Come to Daddy (2019)

Rating: B-

Dir: Ant Timpson
Star: Elijah Wood, Michael Smiley, Garfield Wilson, Stephen McHattie

This is likely one of those films where the less you know about it going in, the better. We were more or less oblivious, beyond the bare bones. To wit: Norval (Wood) goes to visit his long-estranged father, Gordon (McHattie) in a house on a remote part of the Oregon coast. That’s pretty much it. If you’ve seen the film, you’ll realize why I got to the end, and could barely remember where we started, let along how we got from there to here. Such is the radical change over the course of proceedings, from the terse synopsis above.

It is a bit of a double-edged sword, mostly because McHattie is a joy to behold in his role, and he makes a relatively early departure from proceedings. Up until that point, it’s been a heap of fun to watch him spitting acid at Norval, who is clearly a massive disappointment. For Norval is a musician who boasts of being pals with the likes of Chance the Rapper, and is recovering from “alcohol dependency issues”. Meanwhile, Gordon drinks heavily, and likes what he calls “fight stories”. The tale he tells goes like this: “I once accidentally kicked a guy’s ear off. I didn’t mean to, but the fucker flew off. I could see right into his skull.” The contrast between the two is a delight to see unfold, Norval gradually having to accept the reality that his long-lost relative is not a very nice person.

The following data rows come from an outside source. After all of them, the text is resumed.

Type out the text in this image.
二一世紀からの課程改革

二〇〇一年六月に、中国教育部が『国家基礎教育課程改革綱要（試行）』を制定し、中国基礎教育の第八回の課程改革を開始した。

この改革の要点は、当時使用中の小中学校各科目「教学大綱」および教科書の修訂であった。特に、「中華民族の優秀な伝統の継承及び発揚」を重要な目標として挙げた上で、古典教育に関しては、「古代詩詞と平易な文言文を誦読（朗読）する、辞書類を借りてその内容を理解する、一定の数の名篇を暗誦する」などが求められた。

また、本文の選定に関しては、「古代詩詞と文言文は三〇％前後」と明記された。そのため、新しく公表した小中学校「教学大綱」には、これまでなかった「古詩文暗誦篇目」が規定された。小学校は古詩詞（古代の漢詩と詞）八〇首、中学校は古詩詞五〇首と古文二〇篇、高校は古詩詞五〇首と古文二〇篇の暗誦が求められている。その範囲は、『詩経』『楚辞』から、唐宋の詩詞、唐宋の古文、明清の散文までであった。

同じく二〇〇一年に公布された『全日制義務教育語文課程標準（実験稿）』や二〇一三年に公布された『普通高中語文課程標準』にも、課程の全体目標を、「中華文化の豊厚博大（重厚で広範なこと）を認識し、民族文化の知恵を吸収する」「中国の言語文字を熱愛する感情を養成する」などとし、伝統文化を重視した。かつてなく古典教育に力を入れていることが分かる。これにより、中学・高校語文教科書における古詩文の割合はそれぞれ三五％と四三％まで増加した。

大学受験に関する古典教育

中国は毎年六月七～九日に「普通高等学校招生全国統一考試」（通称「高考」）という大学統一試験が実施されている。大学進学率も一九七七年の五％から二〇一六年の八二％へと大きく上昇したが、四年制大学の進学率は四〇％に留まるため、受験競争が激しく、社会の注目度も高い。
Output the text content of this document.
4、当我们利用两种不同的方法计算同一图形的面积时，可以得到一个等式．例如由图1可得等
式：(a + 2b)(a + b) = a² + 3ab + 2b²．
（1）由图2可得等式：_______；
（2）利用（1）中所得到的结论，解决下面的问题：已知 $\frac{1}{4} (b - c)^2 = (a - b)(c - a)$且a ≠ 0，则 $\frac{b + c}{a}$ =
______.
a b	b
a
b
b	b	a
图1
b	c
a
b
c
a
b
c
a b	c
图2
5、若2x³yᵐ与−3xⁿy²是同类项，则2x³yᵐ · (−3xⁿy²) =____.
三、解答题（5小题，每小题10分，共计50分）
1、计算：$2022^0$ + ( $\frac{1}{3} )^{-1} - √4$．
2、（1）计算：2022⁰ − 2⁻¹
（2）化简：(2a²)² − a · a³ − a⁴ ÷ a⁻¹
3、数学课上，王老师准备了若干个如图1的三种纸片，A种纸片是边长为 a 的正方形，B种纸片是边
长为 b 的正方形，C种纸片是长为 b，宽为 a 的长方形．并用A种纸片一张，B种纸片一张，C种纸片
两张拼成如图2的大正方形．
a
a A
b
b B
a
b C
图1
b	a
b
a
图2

I’d have been quite happy to watch their relationship deteriorate over the course of ninety minutes of increasingly intense bickering. But the script clearly cares not one whit for I want, and has other ideas in its twisted little head, to put it mildly. About which it’s best if I don’t say anything, even if it leaves me with two hundred words remaining to write. I will say that Wood is certainly carving out an interesting career for himself, post Lord of the Rings. If this isn’t quite up to the same hellish level of grimness as his remake of Maniac, it’s hard to imagine something more calculated to drive all those images of Frodo looking concerned from your mind. Though I’m not sure resembling a refugee from Frankie Goes To Hollywood is a good look for Elijah.

The movie even has a revelation which seems intended to evoke comparisons to the turning point of Parasite., with a hidden door beyond which… there is stuff. Thereafter, however, it goes willfully in its own directions. Not all of which perhaps make narrative sense, such the way in which the meek recovering alcoholic gleefully embraces his inner violent thug. [You do not want to know how that fork he’s holding in the poster got that blood on it] Still, it’s amazing to see Timpson, whom I vaguely recall trading ‘zines with back in the days of Trash City, now directing a bloody mess of a film like this.